Mackerel

Also known as:

Common or Atlantic mackerel, Spanish mackerel, Japanese mackerel, Norwegian mackerel, tinker mackerel, Pacific or Indo-Pacific mackerel, slimey or blue mackerel, king mackerel, kingfish (king fish), sear fish.

Description:

Waters:Most species are harvested off the Atlantic coasts of Europe and North America there is a Pacific variety as well.

There are many species of mackerel most are iridescent bluish-green in color with dark horizontal stripes. Common (also known as Atlantic) and tinker mackerel weigh 1 to 2 lbs. on average, while Spanish and king mackerel tend to be somewhat larger.

The firm, dark flesh of the mackerel is fatty and rich with a strong, sweet flavor. The high fat content of the meat should not deter you - most of this is "good" fat rich in Omega-3 oils only a trace amount is of the cholesterol variety. Mackerel is a scaleless fish the skin is edible.

Best Cooking:

It's a good idea to complement the rich, fatty meat with acidic ingredients like citrus- or tomato-based sauces or marinades. You can do almost anything with mackerel - the firm flesh broils, grills, bakes, poaches, and sautes nicely.
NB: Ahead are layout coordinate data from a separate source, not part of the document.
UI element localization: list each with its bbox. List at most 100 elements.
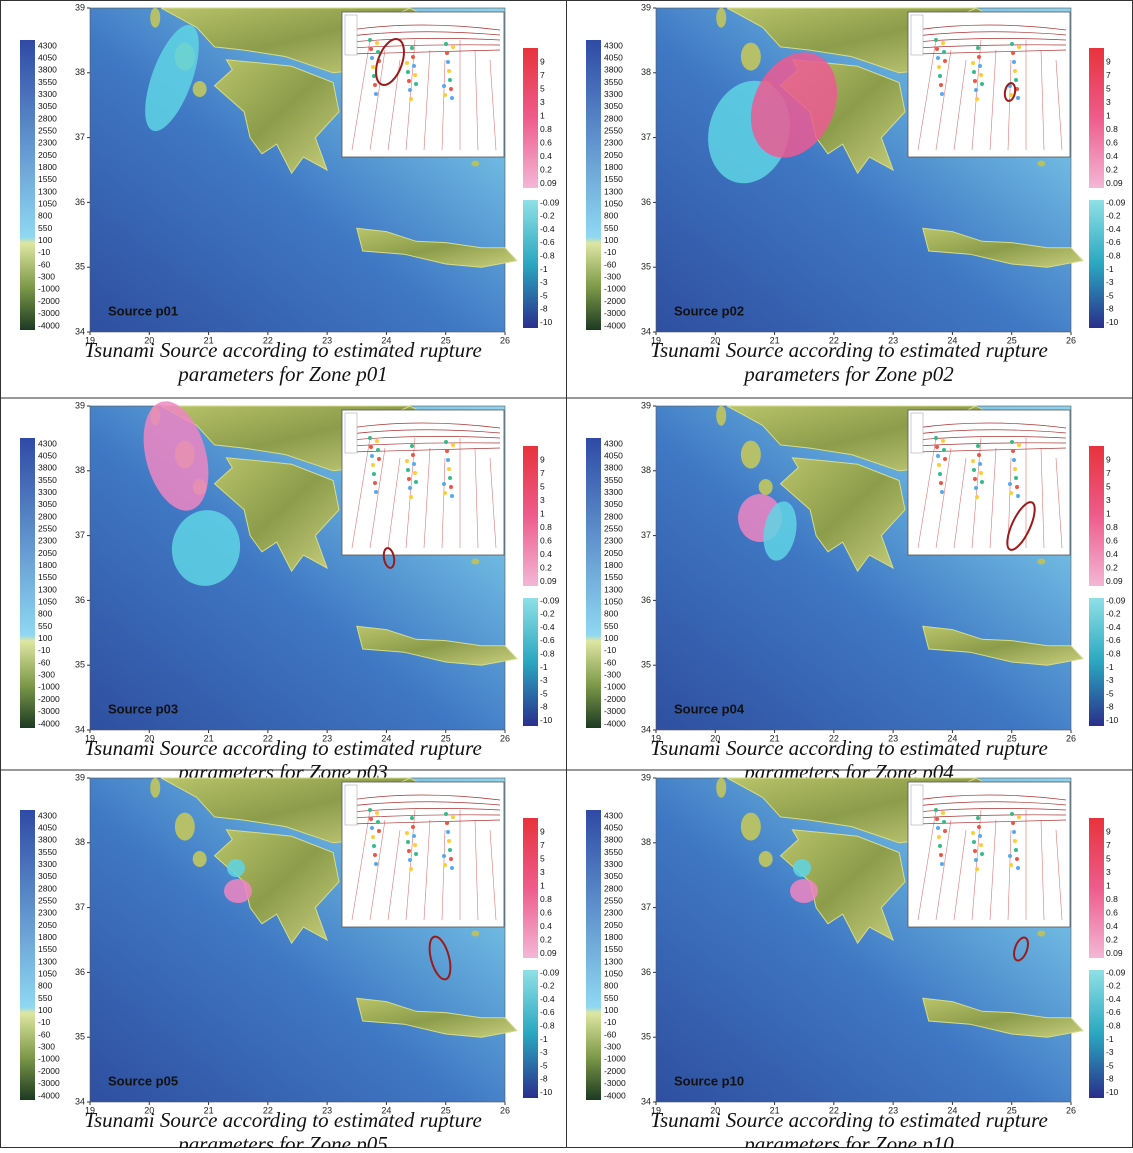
event bbox=[373, 853, 377, 857]
bathymetry-label: -2000 bbox=[604, 296, 626, 306]
fault-line bbox=[349, 429, 501, 435]
subsidence-label: -8 bbox=[1106, 304, 1114, 314]
lon-tick-label: 21 bbox=[770, 733, 780, 743]
lon-tick-label: 22 bbox=[263, 733, 273, 743]
bathymetry-label: -60 bbox=[604, 1029, 617, 1039]
fault-line bbox=[915, 447, 1067, 453]
bathymetry-label: 1550 bbox=[38, 572, 57, 582]
event bbox=[1014, 476, 1018, 480]
event bbox=[375, 811, 379, 815]
fault-line bbox=[915, 801, 1067, 807]
uplift-label: 0.8 bbox=[1106, 522, 1118, 532]
event bbox=[449, 485, 453, 489]
bathymetry-label: 2300 bbox=[38, 536, 57, 546]
event bbox=[410, 46, 414, 50]
inset-box bbox=[907, 11, 1071, 158]
caption: parameters for Zone p02 bbox=[742, 362, 954, 386]
bathymetry-label: 2800 bbox=[38, 883, 57, 893]
event bbox=[368, 38, 372, 42]
event bbox=[409, 495, 413, 499]
bathymetry-label: 800 bbox=[38, 609, 52, 619]
inset bbox=[341, 781, 505, 981]
subsidence-label: -8 bbox=[1106, 702, 1114, 712]
uplift-label: 7 bbox=[1106, 468, 1111, 478]
bathymetry-label: 550 bbox=[38, 621, 52, 631]
bathymetry-label: 2050 bbox=[604, 920, 623, 930]
bathymetry-label: 3800 bbox=[38, 65, 57, 75]
subsidence-label: -0.2 bbox=[1106, 211, 1121, 221]
subsidence-bar bbox=[523, 200, 538, 328]
event bbox=[1009, 863, 1013, 867]
bathymetry-label: 2550 bbox=[38, 523, 57, 533]
fault-line bbox=[441, 457, 446, 549]
uplift-label: 5 bbox=[540, 83, 545, 93]
fault-line bbox=[489, 457, 497, 549]
event bbox=[443, 93, 447, 97]
subsidence-label: -10 bbox=[540, 715, 553, 725]
subsidence-bar bbox=[523, 598, 538, 726]
bathymetry-label: 100 bbox=[604, 1005, 618, 1015]
bathymetry-label: 2800 bbox=[604, 113, 623, 123]
bathymetry-label: 1800 bbox=[604, 162, 623, 172]
lon-tick-label: 21 bbox=[204, 335, 214, 345]
fault-line bbox=[387, 829, 401, 921]
uplift-label: 9 bbox=[1106, 826, 1111, 836]
fault-line bbox=[915, 49, 1067, 55]
inset bbox=[907, 781, 1071, 962]
fault-line bbox=[474, 819, 479, 921]
uplift-label: 1 bbox=[540, 110, 545, 120]
fault-line bbox=[489, 59, 497, 151]
lat-tick-label: 38 bbox=[641, 465, 651, 475]
lon-tick-label: 21 bbox=[770, 1105, 780, 1115]
event bbox=[980, 480, 984, 484]
bathymetry-label: -4000 bbox=[604, 1090, 626, 1100]
event bbox=[935, 817, 939, 821]
bathymetry-label: 1550 bbox=[38, 174, 57, 184]
lon-tick-label: 25 bbox=[1007, 733, 1017, 743]
source-area bbox=[224, 879, 252, 903]
fault-line bbox=[915, 814, 1067, 819]
zone-marker bbox=[1013, 936, 1029, 962]
event bbox=[412, 462, 416, 466]
bathymetry-label: -300 bbox=[604, 272, 621, 282]
event bbox=[411, 825, 415, 829]
event bbox=[1017, 443, 1021, 447]
lat-tick-label: 36 bbox=[75, 967, 85, 977]
event bbox=[414, 480, 418, 484]
lat-tick-label: 38 bbox=[641, 67, 651, 77]
lon-tick-label: 23 bbox=[322, 335, 332, 345]
event bbox=[936, 454, 940, 458]
fault-line bbox=[349, 24, 501, 31]
event bbox=[977, 55, 981, 59]
fault-line bbox=[349, 436, 501, 441]
event bbox=[451, 815, 455, 819]
bathymetry-label: 3550 bbox=[38, 847, 57, 857]
event bbox=[447, 69, 451, 73]
subsidence-label: -8 bbox=[1106, 1074, 1114, 1084]
land bbox=[356, 625, 518, 666]
inset-legend bbox=[910, 412, 924, 454]
bathymetry-label: 550 bbox=[604, 621, 618, 631]
event bbox=[935, 47, 939, 51]
event bbox=[408, 88, 412, 92]
event bbox=[978, 834, 982, 838]
lon-tick-label: 25 bbox=[441, 1105, 451, 1115]
event bbox=[980, 82, 984, 86]
uplift-label: 0.2 bbox=[540, 562, 552, 572]
caption: parameters for Zone p10 bbox=[742, 1132, 954, 1148]
event bbox=[942, 50, 946, 54]
bathymetry-label: 1050 bbox=[604, 597, 623, 607]
event bbox=[449, 857, 453, 861]
fault-line bbox=[935, 447, 952, 549]
event bbox=[1013, 467, 1017, 471]
lat-tick-label: 35 bbox=[641, 1032, 651, 1042]
event bbox=[940, 862, 944, 866]
land bbox=[922, 227, 1084, 268]
lon-tick-label: 23 bbox=[888, 335, 898, 345]
subsidence-label: -8 bbox=[540, 702, 548, 712]
fault-line bbox=[349, 422, 501, 429]
uplift-label: 0.6 bbox=[1106, 907, 1118, 917]
uplift-label: 7 bbox=[540, 70, 545, 80]
subsidence-label: -8 bbox=[540, 304, 548, 314]
event bbox=[445, 449, 449, 453]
It can also be minced and used as the base ingredient for Thai-style fish cakes.
When using salted mackerel, soak it overnight in cool water to reduce the saltiness.

Buying Tips:

An oily fish, mackerel does not freeze well it's best purchased fresh from the sea. Look for bright, iridescent skin (the fish tends to lose its shimmer soon after the catch-the extent to which the skin has faded should give you a sign of how long the fish has been sitting in the market). It should smell fresh and of the sea.

Nutrition Value:

Mackerel (cooked, dry heat), 1 fillet (3 oz.) (84.9g)
Calories: 230
Protein: 21g
Carbohydrate: 0.0g
Total Fat: 15.7g
Fiber: 0.0g
Excellent source* of: Selenium (45.4mcg), Niacin (6mg), Vitamin B6 (0.4mg), and Vitamin B12 (16.7mcg)

When cooked (dry heat), Atlantic mackerel provides 1.316 grams of omega-3 fatty acids, derived from EPA** (0.504 grams), DHA*** (0.699g), and ALA**** (0.113g), per 100 grams of Atlantic mackerel.
When cooked (dry heat), king mackerel provides 0.401 grams of omega-3 fatty acids, derived from EPA** (0.174g) and DHA*** (0.227 grams), per 100 grams of king mackerel.

*Foods that are an “excellent source” of a particular nutrient provide 20% or more of the Recommended Daily Value. Foods that are a “good source” of a particular nutrient provide between 10 and 20% of the Recommended Daily Value.
**EPA - Eicosapentaenoic Acid
***DHA - Docosahexaenoic Acid
****ALA - Alpha Lipoic Acid

Substitutes for Mackerel:

Bluefish, butterfish, mahi-mahi, pompano, striped bass, tuna.

Notes:

Mackerel is not a bony fish you can fillet it yourself, without the help of a fishmonger, if you wish.